If a mining company is not doing the right thing by the environment and meeting the sustainability agenda, refiners can’t take that material, LBMA CE Ruth Crowell said.
When the guidance was launched in 2012, the main focus was ensuring that links with conflicts, money laundering and terrorist financing were broken.
“We always had the intention to look at environmental issues but decided to start with those three. Now, almost a decade later, I’m happy that we’re getting to the environmental issues,” said Crowell.
While 85% to 90% of global production goes through the refiners on the LBMA list, an estimated 15% is outside of that.
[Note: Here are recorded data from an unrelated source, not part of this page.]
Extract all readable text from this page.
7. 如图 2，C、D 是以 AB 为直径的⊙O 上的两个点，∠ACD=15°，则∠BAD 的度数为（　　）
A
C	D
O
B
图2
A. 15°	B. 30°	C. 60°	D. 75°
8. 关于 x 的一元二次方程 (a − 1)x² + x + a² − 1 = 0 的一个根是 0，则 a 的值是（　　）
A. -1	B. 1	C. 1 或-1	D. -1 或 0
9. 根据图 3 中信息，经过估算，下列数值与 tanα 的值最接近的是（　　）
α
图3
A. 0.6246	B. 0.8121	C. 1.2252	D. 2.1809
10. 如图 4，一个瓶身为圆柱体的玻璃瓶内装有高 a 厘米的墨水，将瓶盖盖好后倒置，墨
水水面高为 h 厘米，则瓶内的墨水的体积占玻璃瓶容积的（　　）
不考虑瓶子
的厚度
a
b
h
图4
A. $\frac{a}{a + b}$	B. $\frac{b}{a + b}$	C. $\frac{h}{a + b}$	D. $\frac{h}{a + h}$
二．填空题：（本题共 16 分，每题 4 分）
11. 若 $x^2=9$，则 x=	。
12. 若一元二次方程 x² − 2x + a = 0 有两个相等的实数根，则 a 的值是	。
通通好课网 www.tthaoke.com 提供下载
While the LBMA has a good enforcement policy, it means that refiners as well as other participants have inhibited greater progress.
Transgressors are removed from the list as part of the LBMA’s zero-tolerance approach to precious metals being knowingly taken from conflict-affected areas.
The market in London holds more than $300 billions’ worth of gold in vaults. The average daily turnover is about $35 billion per day.